Con un respingo, Thera se ajustó más la capa de repente y se echó hacia atrás con brusquedad. Juilin miró detrás de Mat y la expresión de sus ojos se endureció; el teariano podía igualar a los Guardianes en lo tocante a mostrar dureza. Egeanin no pareció darse por aludida, y observaba la tienda con gesto iracundo. Domon se encontraba a su lado cruzado de brazos, aspirando entre los dientes ya fuera en un gesto absorto o de forzada paciencia.

—Recoge la tienda, Sandar —ordenó Egeanin—. El espectáculo parte tan pronto como Merrilin regrese. —Prietas las mandíbulas y sin dirigir miradas furibundas a Mat. O casi—. Asegúrate de que… tu mujer no causa problemas.

En los últimos tiempos Thera había sido una sierva, da’covale, la propiedad de la Augusta Señora Suroth, hasta que Juilin la robó. Para Egeanin, robar da’covale era casi tan malo como liberar damane.

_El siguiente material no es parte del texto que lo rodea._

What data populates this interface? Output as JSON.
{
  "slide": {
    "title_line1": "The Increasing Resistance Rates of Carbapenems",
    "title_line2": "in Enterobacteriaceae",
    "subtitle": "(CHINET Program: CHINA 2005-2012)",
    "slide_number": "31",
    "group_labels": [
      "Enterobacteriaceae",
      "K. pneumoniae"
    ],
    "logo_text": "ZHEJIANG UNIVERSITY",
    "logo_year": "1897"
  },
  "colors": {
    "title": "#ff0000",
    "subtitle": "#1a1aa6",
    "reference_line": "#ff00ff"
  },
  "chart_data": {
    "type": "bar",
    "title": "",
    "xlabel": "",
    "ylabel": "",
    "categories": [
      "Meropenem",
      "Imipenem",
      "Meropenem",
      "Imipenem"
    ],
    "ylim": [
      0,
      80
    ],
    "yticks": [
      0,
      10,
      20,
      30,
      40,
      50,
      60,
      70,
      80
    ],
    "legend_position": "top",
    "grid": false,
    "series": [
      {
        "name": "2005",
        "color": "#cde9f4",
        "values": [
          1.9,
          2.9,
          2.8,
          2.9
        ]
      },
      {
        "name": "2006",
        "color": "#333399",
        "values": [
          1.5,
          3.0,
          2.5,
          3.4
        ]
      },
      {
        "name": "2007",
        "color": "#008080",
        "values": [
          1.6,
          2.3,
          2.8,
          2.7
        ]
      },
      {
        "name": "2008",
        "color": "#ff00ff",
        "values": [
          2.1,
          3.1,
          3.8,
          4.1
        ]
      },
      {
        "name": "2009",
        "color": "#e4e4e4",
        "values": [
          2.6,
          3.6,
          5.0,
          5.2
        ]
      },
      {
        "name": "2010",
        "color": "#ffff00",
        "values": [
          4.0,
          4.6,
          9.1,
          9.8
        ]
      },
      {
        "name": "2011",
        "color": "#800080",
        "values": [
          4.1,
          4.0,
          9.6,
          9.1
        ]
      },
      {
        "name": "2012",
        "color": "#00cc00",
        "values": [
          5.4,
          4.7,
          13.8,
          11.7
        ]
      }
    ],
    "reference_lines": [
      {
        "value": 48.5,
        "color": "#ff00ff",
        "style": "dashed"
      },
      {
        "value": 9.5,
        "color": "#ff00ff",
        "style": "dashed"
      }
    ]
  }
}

—¿Puedo montar en Viento? —exclamó Olver mientras se incorporaba de un brinco—. ¿Puedo, Mat? ¿Puedo, Leilwin? —Egeanin sonrió al chico. Mat no la había visto sonreír a nadie más, ni siquiera a Domon.

—Todavía no —repuso Mat. No hasta que se encontraran tan lejos de Ebou Dar que la posibilidad de que alguien recordara al rucio que ganaba carreras con un crío montado en su lomo fuera muy remota—. Tal vez dentro de unos días. Juilin, ¿te importa avisar a los demás? Blaeric ya lo sabe, así que se está ocupando de las hermanas.

Juilin no perdió tiempo aparte de entrar en la tienda para tranquilizar a Thera. Al parecer la mujer necesitaba que la tranquilizaran con frecuencia. Cuando salió le dijo a Olver que guardara el juego y que ayudara a Thera con el equipaje hasta que él regresara y después se puso el gorro cónico y echó a andar mientras se metía la chaqueta. Ni siquiera dirigió una mirada de pasada a Egeanin. Ella lo consideraba un ladrón, algo ofensivo por sí mismo para un rastreador de ladrones, y el teariano tampoco la tenía en gran aprecio a ella.